The shop will also sell bolo buns, doughnuts, egg rolls and selected pastries, as well as local cha chaan tang dishes.

The location and opening date have not been confirmed.

Mr Rich Bakery, another butter cookie brand from Hong Kong, is also looking to set up shop in Singapore next month. The company is in the midst of confirming a location, and are already getting ready supplies for Chinese New Year.

Sales of its cookies started on Groupon in October, with self- collection at official distributor Asia Food Mart's premises at TripleOne Somerset.

The Butchers Club Burger will continue its expansion with at least one more outlet and it will launch its private dining restaurant The Butchers Club at MacPherson by the end of this month. The restaurant will have sausage-making and butchery classes, and in the first half of next year, there are plans to introduce the steakhouse concept Steak Frites by The Butchers Club.

Others who have opened here believe that there is still room for more brands to join the fray.

Ms Jennifer Liu, founder of The Coffee Academics, is well aware that Singapore's coffee culture has been gaining ground over the years.

She says: "Local consumers are discerning about their coffee and seem to enjoy the 'thrill of the hunt' for new hidden cafes sprouting across hipster neighbourhoods and heartland locations all over the island.

"However, I feel that there is still a demand for speciality coffee that is personalised and served in an intimate and stylish setting."

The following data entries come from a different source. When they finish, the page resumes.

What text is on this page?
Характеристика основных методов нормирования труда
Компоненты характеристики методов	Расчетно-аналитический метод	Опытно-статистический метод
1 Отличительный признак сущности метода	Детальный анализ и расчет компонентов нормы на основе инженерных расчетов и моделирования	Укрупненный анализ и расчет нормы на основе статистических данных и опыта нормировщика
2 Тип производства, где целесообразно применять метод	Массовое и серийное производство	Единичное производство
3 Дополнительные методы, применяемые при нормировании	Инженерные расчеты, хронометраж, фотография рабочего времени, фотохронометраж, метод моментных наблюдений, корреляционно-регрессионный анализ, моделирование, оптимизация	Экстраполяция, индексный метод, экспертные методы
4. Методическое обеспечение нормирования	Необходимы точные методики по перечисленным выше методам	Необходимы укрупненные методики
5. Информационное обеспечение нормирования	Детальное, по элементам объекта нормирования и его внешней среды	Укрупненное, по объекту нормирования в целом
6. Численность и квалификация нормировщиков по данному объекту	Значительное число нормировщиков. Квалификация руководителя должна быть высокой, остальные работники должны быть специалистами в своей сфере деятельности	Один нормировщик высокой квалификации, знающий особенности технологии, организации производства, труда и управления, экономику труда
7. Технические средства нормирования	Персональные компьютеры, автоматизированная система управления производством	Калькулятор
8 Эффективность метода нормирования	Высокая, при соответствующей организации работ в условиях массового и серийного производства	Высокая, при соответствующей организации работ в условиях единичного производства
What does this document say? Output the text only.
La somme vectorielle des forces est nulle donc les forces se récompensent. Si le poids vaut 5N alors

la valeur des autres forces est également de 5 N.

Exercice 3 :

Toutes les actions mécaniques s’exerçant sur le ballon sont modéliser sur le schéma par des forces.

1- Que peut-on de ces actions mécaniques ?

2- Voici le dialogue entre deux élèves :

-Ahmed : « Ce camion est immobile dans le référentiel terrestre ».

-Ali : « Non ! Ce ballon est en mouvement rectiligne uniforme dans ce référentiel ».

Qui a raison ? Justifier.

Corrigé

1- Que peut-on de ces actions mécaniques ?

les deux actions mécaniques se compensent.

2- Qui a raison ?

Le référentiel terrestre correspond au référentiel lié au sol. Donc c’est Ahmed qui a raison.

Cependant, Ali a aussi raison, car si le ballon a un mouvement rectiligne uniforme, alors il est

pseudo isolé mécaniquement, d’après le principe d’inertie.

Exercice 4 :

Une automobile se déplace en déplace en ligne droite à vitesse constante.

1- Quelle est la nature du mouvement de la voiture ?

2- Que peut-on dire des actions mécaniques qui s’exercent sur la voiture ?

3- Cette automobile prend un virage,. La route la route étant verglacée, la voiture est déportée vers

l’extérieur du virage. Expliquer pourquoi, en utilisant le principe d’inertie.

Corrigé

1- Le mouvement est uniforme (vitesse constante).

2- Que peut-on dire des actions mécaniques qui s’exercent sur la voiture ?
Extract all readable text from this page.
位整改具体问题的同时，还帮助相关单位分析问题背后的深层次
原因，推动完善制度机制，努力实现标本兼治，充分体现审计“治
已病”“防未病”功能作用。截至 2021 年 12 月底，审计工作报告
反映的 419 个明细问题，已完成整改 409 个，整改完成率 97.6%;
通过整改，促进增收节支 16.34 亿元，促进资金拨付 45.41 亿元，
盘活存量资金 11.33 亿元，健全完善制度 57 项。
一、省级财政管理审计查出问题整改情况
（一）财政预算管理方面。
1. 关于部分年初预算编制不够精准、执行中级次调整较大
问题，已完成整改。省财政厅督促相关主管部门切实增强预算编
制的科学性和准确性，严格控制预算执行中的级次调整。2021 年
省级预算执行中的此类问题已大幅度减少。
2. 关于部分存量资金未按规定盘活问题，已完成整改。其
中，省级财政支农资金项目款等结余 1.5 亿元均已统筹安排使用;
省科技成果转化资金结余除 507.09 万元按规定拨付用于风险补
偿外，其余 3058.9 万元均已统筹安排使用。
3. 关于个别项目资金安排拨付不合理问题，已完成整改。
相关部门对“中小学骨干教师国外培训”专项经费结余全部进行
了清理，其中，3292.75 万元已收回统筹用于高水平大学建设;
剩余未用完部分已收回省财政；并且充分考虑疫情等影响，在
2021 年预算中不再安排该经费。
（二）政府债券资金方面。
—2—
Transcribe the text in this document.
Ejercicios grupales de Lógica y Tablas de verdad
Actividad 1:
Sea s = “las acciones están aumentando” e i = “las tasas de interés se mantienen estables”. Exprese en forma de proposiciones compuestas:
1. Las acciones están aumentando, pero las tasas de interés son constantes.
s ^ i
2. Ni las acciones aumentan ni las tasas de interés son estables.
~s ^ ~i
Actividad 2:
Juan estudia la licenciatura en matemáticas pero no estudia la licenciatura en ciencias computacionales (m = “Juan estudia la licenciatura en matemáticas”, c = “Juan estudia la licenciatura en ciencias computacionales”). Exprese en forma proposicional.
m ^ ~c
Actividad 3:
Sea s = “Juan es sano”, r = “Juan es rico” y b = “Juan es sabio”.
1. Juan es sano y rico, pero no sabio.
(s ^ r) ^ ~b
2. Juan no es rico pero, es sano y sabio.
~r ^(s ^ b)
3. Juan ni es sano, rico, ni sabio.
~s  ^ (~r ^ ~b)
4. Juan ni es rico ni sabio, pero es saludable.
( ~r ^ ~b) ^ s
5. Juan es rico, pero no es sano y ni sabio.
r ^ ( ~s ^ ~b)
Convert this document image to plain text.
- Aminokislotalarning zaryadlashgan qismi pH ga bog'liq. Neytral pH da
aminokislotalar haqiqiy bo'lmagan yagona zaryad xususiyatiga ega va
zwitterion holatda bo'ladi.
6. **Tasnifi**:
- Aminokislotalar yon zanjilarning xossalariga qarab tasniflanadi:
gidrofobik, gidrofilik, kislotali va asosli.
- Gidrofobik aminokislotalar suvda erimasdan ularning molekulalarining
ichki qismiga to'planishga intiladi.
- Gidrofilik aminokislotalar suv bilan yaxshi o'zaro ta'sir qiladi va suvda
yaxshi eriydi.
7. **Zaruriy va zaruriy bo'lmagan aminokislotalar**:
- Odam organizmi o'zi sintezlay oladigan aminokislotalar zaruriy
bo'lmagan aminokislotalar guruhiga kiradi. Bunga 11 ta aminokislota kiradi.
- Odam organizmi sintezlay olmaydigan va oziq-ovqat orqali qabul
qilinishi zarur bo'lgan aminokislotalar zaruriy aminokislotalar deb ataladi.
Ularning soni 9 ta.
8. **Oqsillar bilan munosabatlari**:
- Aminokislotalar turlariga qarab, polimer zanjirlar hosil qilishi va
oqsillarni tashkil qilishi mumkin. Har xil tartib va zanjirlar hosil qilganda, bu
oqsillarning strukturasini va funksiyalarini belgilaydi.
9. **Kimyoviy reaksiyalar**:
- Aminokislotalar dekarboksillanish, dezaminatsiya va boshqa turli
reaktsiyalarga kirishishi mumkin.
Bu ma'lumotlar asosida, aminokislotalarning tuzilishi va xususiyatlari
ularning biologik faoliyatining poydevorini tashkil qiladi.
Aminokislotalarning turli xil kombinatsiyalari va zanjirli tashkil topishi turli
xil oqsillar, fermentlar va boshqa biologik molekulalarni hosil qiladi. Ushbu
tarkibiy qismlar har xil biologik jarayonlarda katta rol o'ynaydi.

The 3,000 sq ft outlet has seven stations including a cupping corner for coffee classes and events; a custom-blend concierge for creating bespoke blends; and a roasting corner.

Businessman Bernard Lim, 55, says: "I love Hong Kong roasts and dim sum, and we do have good ones here. What I'm excited about is Kam's Roast Goose.

"That's something we don't have here. I hope that when it opens, more goose restaurants will follow suit."